1.    If it is forbidden by law-
If the consideration or the object of a contract were forbidden by law, it would be unlawful and hence unenforceable.


a)    A promises to pay B Rs.1000 at the end of six months, if C, who owes that sum of B, fails to pay it. B promises to grant time to C accordingly. Here the promise of each party is a consideration for the promise of the other party, and they are lawful considerations.

b)    Promises for a certain sum paid to him by B, to make good to be the value of his ship wrecked on a certain voyage. Here A’s promise is the consideration for B’s payment and B’s payment is consideration for A’s promise. These are lawful consideration.

a)    An agreement to sublet a license to sell grass issued under the Madras Abkari Act 1886 would not be enforceable, because the object of the Act is the protection of the public as well as the revenue. Thithi Pkurudsu vs Bheemudu, (1902) 26 Mad. 930.

b)    Where a license to cut grass was given by the Forest Dept. and one of the terms of the license was that the licensee should not assign his interest on the license without the permission of the Forest Officer, and a fine was prescribed for a breach of this condition, it was held that there being nothing in the Forest Act to make it obligatory upon the parties to observe the conditions of the license the assignment would be binding upon the parties, though it was competent to the Forest Officer to revoke the license if he thought fit to do so. It was so held because the Act did not forbid the transaction but merely imposed a condition for administrative purpose. Nazarali v. Baba Miya (1916) 40 Bom. 64.  

2.      If it were permitted, it would defeat the provisions of any law
The consideration of an agreement would be unlawful if it is of such nature that if permitted, would defeat the provisions of any law. (Section 23)
a)    P let a flat to R of $1200 a year. To reduce the municipal tax he entered into two agreements with R. One, by which the rent was stated to be $450 only and the other by which R agreed to pay $750 for services in connection with the flat. In a suit filed against R to recover $750, it was held that the agreement was made to defraud the municipal authority and was void and A cannot recover the money. Alexander v. Rayson.

b)    A trading partnership consisted of more than 20 persons and it was not registered rendering it an illegal association. A suit was brought for its dissolution. It was held that the suit would not lie for it would defeat the provisions of the Companies Act. Mewa Ram v. Ram Gopal, (1926) 48 all, 735.  

c)    An agreement buy the debtor not to rise the plea of limitation, should a suit have to be filed,is void as tending to limit the provisions of the Limitation Act (Rama Murthy vs Gopayya).  

3.      If it is fraudulent
An agreement, whose object or consideration is to fraud others, is unlawful and hence void.
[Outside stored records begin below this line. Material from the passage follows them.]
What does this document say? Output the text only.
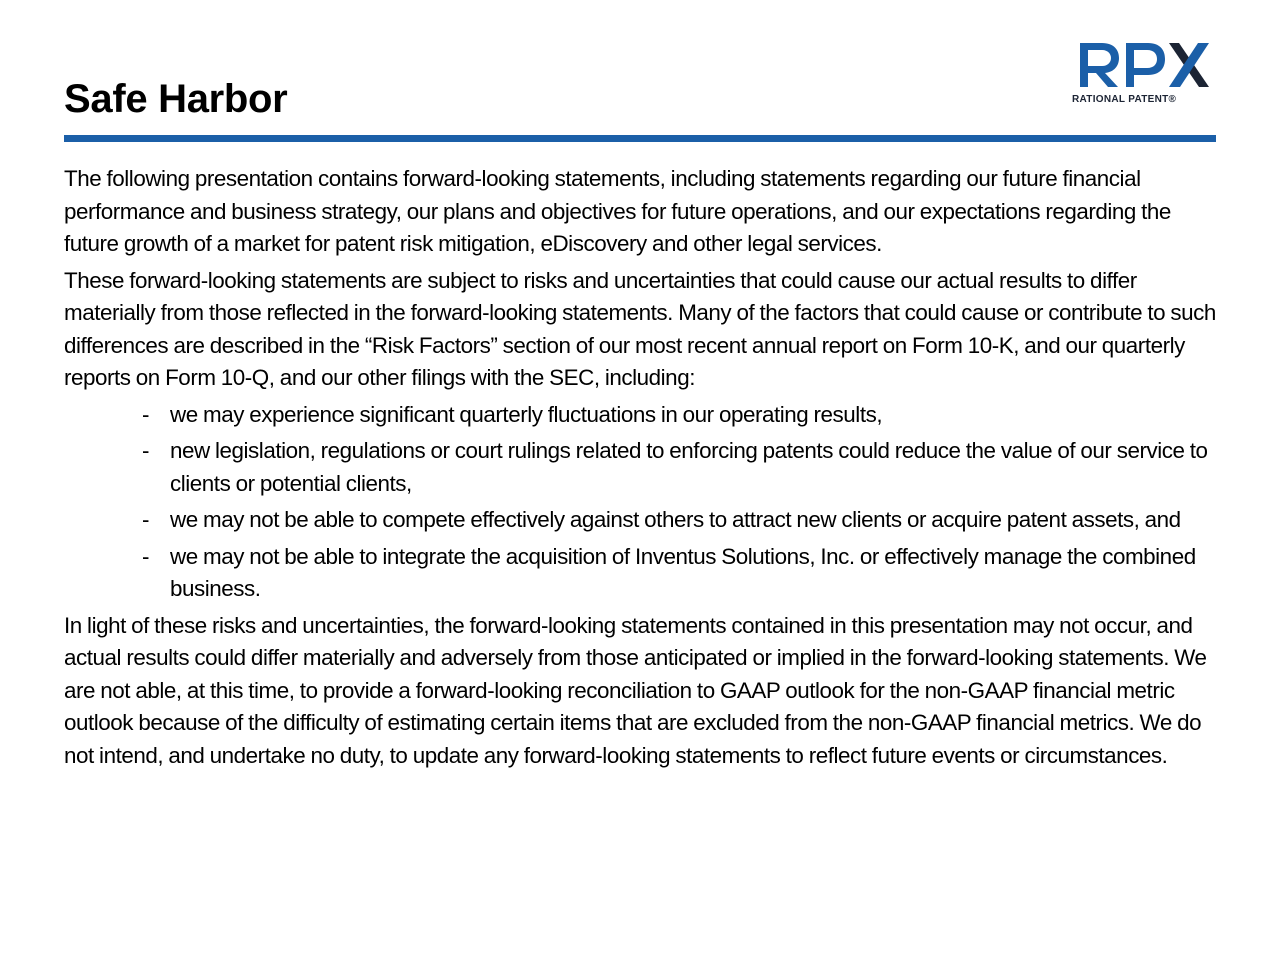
Safe Harbor	RATIONAL PATENT®

The following presentation contains forward-looking statements, including statements regarding our future financial performance and business strategy, our plans and objectives for future operations, and our expectations regarding the future growth of a market for patent risk mitigation, eDiscovery and other legal services.

These forward-looking statements are subject to risks and uncertainties that could cause our actual results to differ materially from those reflected in the forward-looking statements. Many of the factors that could cause or contribute to such differences are described in the “Risk Factors” section of our most recent annual report on Form 10-K, and our quarterly reports on Form 10-Q, and our other filings with the SEC, including:

- we may experience significant quarterly fluctuations in our operating results,
- new legislation, regulations or court rulings related to enforcing patents could reduce the value of our service to clients or potential clients,
- we may not be able to compete effectively against others to attract new clients or acquire patent assets, and
- we may not be able to integrate the acquisition of Inventus Solutions, Inc. or effectively manage the combined business.

In light of these risks and uncertainties, the forward-looking statements contained in this presentation may not occur, and actual results could differ materially and adversely from those anticipated or implied in the forward-looking statements. We are not able, at this time, to provide a forward-looking reconciliation to GAAP outlook for the non-GAAP financial metric outlook because of the difficulty of estimating certain items that are excluded from the non-GAAP financial metrics. We do not intend, and undertake no duty, to update any forward-looking statements to reflect future events or circumstances.
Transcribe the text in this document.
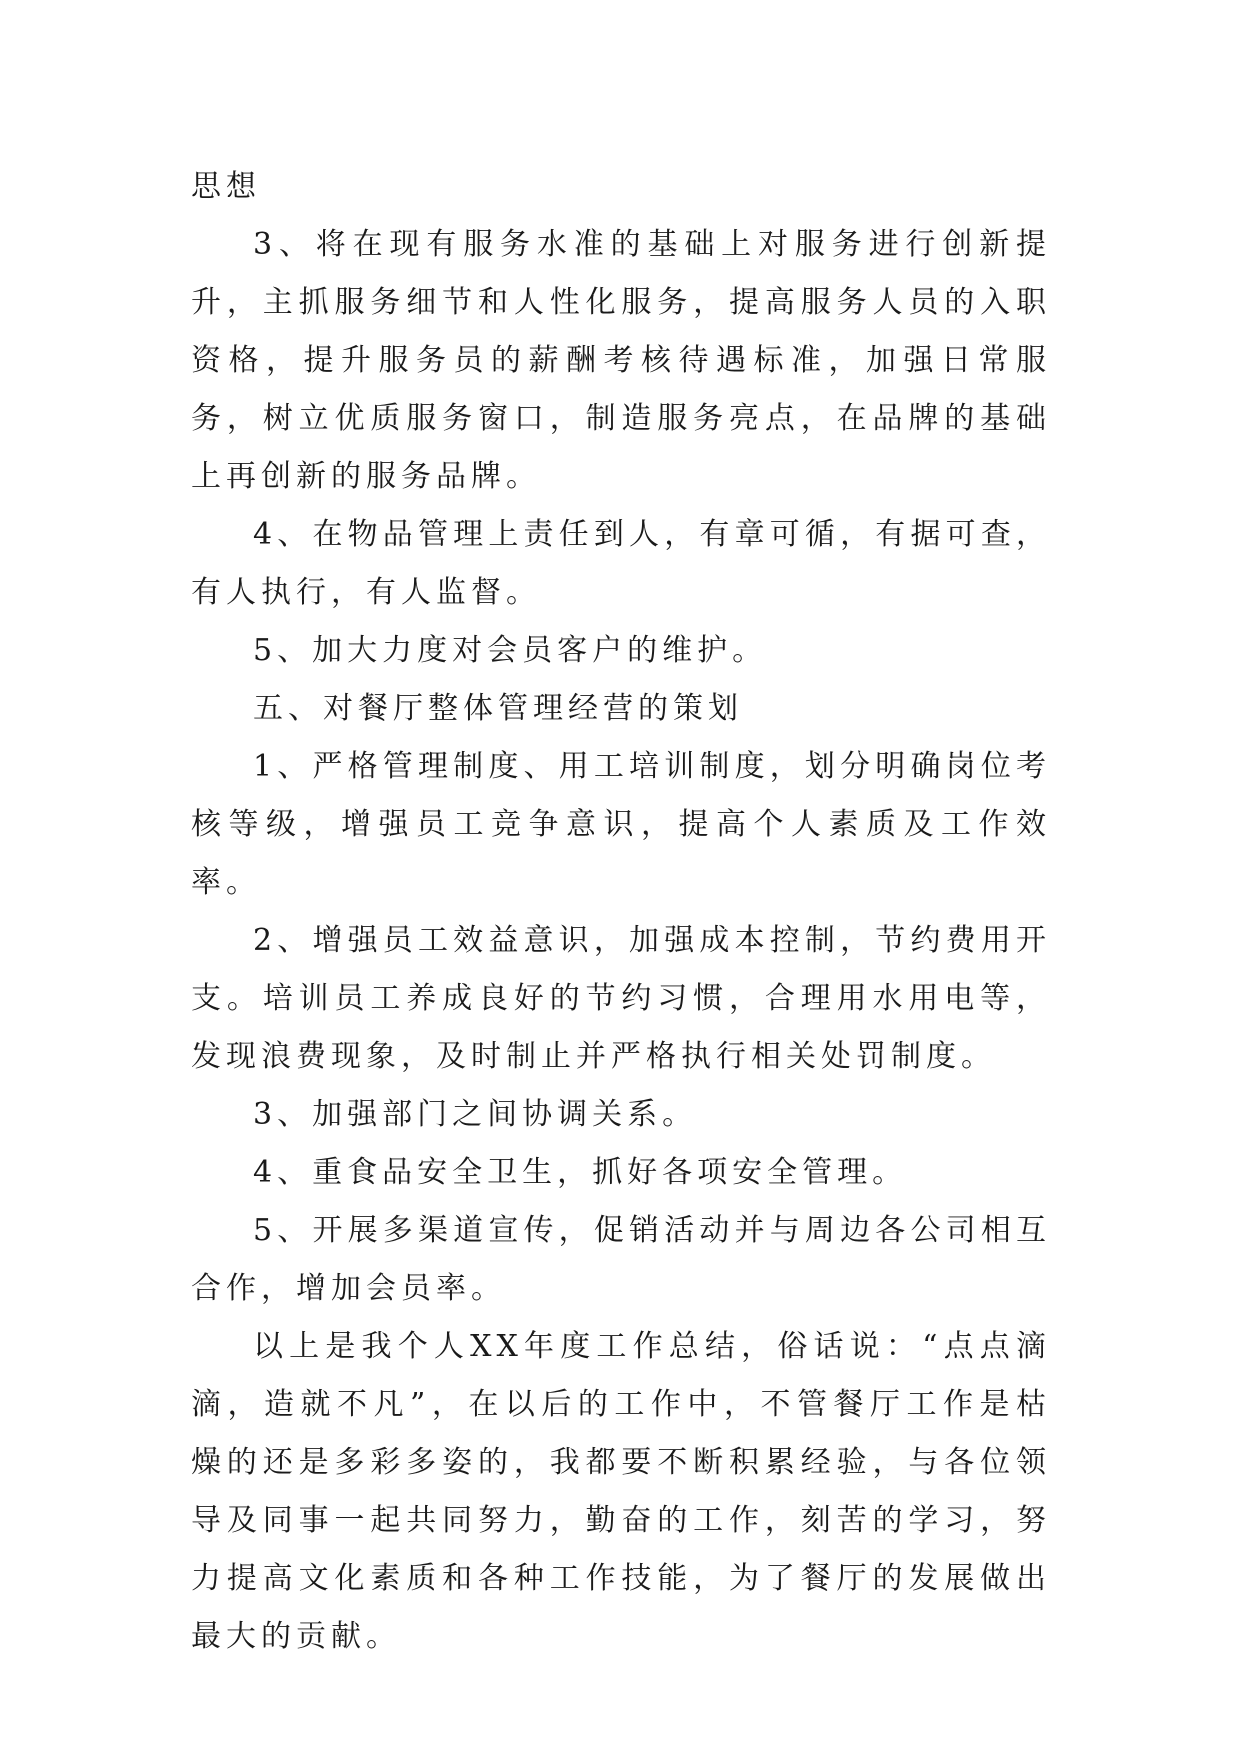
思想

3、将在现有服务水准的基础上对服务进行创新提升，主抓服务细节和人性化服务，提高服务人员的入职资格，提升服务员的薪酬考核待遇标准，加强日常服务，树立优质服务窗口，制造服务亮点，在品牌的基础上再创新的服务品牌。

4、在物品管理上责任到人，有章可循，有据可查，有人执行，有人监督。

5、加大力度对会员客户的维护。

五、对餐厅整体管理经营的策划

1、严格管理制度、用工培训制度，划分明确岗位考核等级，增强员工竞争意识，提高个人素质及工作效率。

2、增强员工效益意识，加强成本控制，节约费用开支。培训员工养成良好的节约习惯，合理用水用电等，发现浪费现象，及时制止并严格执行相关处罚制度。

3、加强部门之间协调关系。

4、重食品安全卫生，抓好各项安全管理。

5、开展多渠道宣传，促销活动并与周边各公司相互合作，增加会员率。

以上是我个人XX年度工作总结，俗话说：“点点滴滴，造就不凡”，在以后的工作中，不管餐厅工作是枯燥的还是多彩多姿的，我都要不断积累经验，与各位领导及同事一起共同努力，勤奋的工作，刻苦的学习，努力提高文化素质和各种工作技能，为了餐厅的发展做出最大的贡献。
a)    A being agent for a landed proprietor, agrees for money, without the knowledge of his principal, to obtain from B a lease of land belonging to his principal. The agreement between A and B is void, as it implies a fraud by concealment by A on his principal to obtain for B a lease of land belonging to his principal.

a)    A, B and C enter into an agreement for the division among them of gains acquired, or to be acquired, by them by fraud. The agreement is void, as its object is unlawful. [Illustration (e) to section 23].  

b)    Where the object of an agreement between A and B was to obtain a contract from the commissariat department for the benefit of court , which could not be obtained for both of them without practicing fraud on the department, it was held that the object of the agreement was fraudulent, and that the agreement was therefore void. Shaib Ram Vs Nagar Mel, (1884) Punj. Record no 63.